Pullups are an exercise traditionally used to measure upper body strength and endurance. The pullup is performed by gripping an elevated straight-bar with an overhand grip and pulling up so that your chin is at bar level. The average number of pullups a man can do typically depends on his current age. Pullups strengthen and improve the physique of your back, biceps and forearms when used for exercise. Always consult a doctor before beginning a new exercise regimen.
The President’s Council on Physical Fitness and Sports states that the 50th percentile for pullups for males ages 6 to 12 are 1 to 2 full repetitions. Specifically, boys ages 6 to 9 are expected to perform 1 pullup for the 50th percentile while boys ages 10 to 12 are expected to perform 2 pullups. There is no time limit; a child can take as long as he needs to perform the pullups.
The President’s Council raises the number of pullups required to meet the 50th percentile for teenagers by several repetitions.
Thirteen-year-old males are expected to perform three pullups. Fourteen-year-olds are expected to perform 2 more reps for a total of 5 reps for meeting the 50th percentile. Fifteen-year-olds are expected to complete 6 reps; while 16-year-olds typically do 7 reps, and 18-year-olds do 8 reps. There's no specific time limit on how long it may take a teen to perform the pullups.
Males over the age of 18 are expected to perform 8 repetitions of pullups to be classified as in “borderline shape” according to the President’s Council. The average number of pullups a male can do begins to decline around the 31 to 50 age bracket, and is normally associated with a decline in physical activity and an increase in weight. The world record holder in number of repetitions in 1 minute is the Vitaly Kulikov from Russia, who performed 59 pullups in a scant 60 seconds in 2012.
The record for most pullups in 24 hours is held by Jan Kareš of the Czech Republic, who performed 4,620 pullups in 22:55 hours in 2011.
Military pullup averages and standards depend on branch of service and level of fitness required for the specific assigned duty.
Enlistees into the United States Marine Corp must be able to perform at least 3 pullups; however, a score of 50 percent is met with a total of 10 pullups completed.
Unlike other military athletic tests such as crunches and the 3-mile run, pullup tests have no set time limit. Military members undergo a physical fitness assessment once or twice a year, depending on the branch of service, and must fulfill the minimum standards of fitness to remain on active duty.
How many pullups can YOU perform?
Here is an easy and cheap way to improve it!
The pull-up is a difficult exercise that requires you to sustain your entire body while pulling up on a high bar. Though the move is effective for strengthening your lats, rhomboids, trapezius and biceps, accomplishing even one can be challenging. The resistance band helps you to rebound and therefore adds momentum to the upward phase of the exercise.
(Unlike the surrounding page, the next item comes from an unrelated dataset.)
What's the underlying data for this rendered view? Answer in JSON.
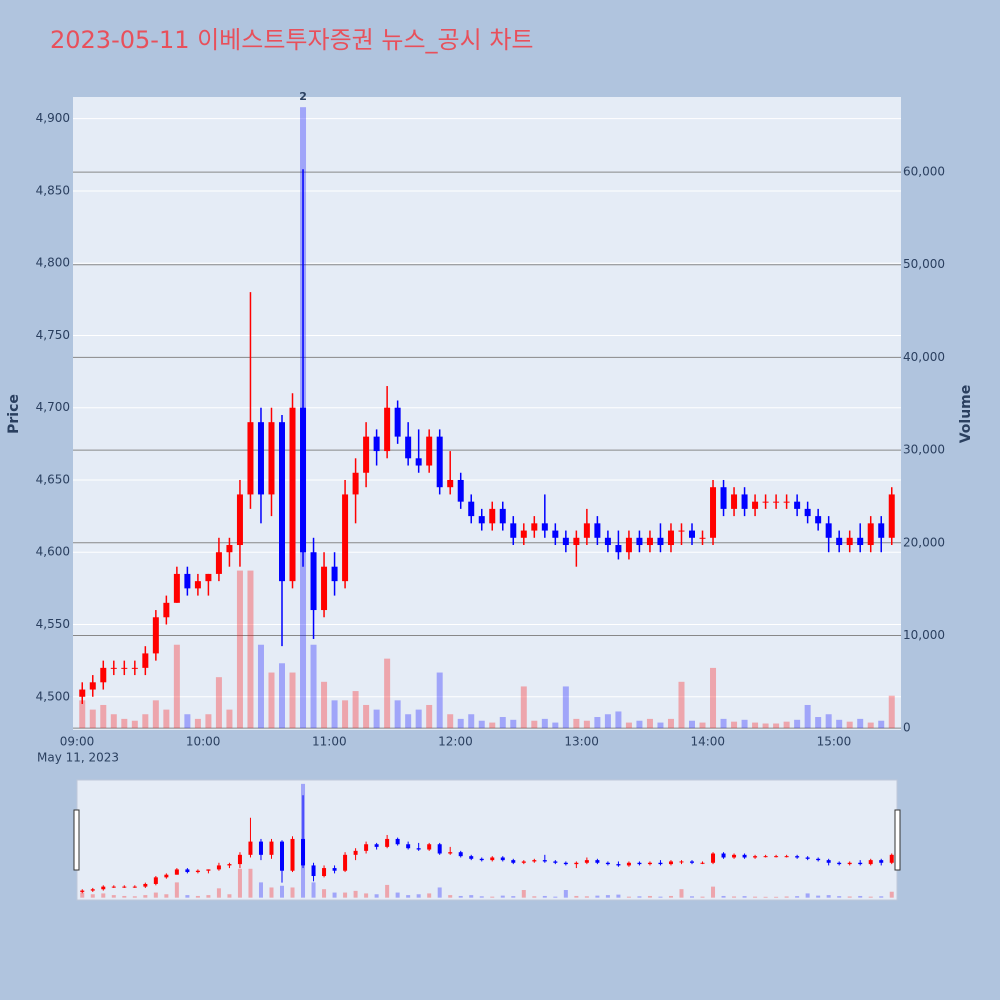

That extra bit of assistance can turn the elusive pull-up into an actual achievement.
The best way to get better at pull-ups is to do assisted pull-ups. Bands offset your bodyweight so you get more reps and increase strength faster. As you get stronger you'll need less and less pull up band assistance and can use a lighter bands.
Warm up before practicing pullups with at least 10 minutes of moderate cardiovascular exercise, such as jogging, jumping rope or rowing.
Choose a resistance band based on your fitness level. Resistance bands are color-coded in a variety of tensions. Yellow has the least resistance, red and green provide a medium level of resistance and blue and black offer the most resistance. Start with blue or black if you are a beginner. Gradually progress to the lighter resistance bands as you become stronger.
Loop both ends of the resistance band around the bar, and tie each in a secure knot. Test the band to make sure it is secure by pulling it down.
Place the center of your dominant foot into the bottom of the band. Slightly bend your nonworking leg and cross it behind the dominant leg.
Take hold of the pullup bar with an overhand grip, hands separated slightly wider than shoulder width. Stand on a chair or exercise box if you are not able to reach the bar. Slide your shoulder blades down your back and engage your abdominal muscles. Brace your glutes and pelvis so that your body stays stable and rigid throughout the exercise.
Pull your chin up toward the bar as your elbows bend and point toward the floor. Aim to have your chin clear the bar.
Lower your body gradually, straightening your arms to return to starting position. Use the momentum of the band to immediately perform the next repetitions. Aim to complete five to eight reps.
Engage your core to stabilize your body throughout the exercise.
Make sure the middle of your foot is securely placed on the bottom of the band to avoid slipping. Wear athletic shoes; the tread can help to grip the band. Avoid performing the exercise in bare feet. Consult with a physician before starting a new or expanding an existing fitness program. Avoid performing pullups if you have any back, shoulder or arm injuries.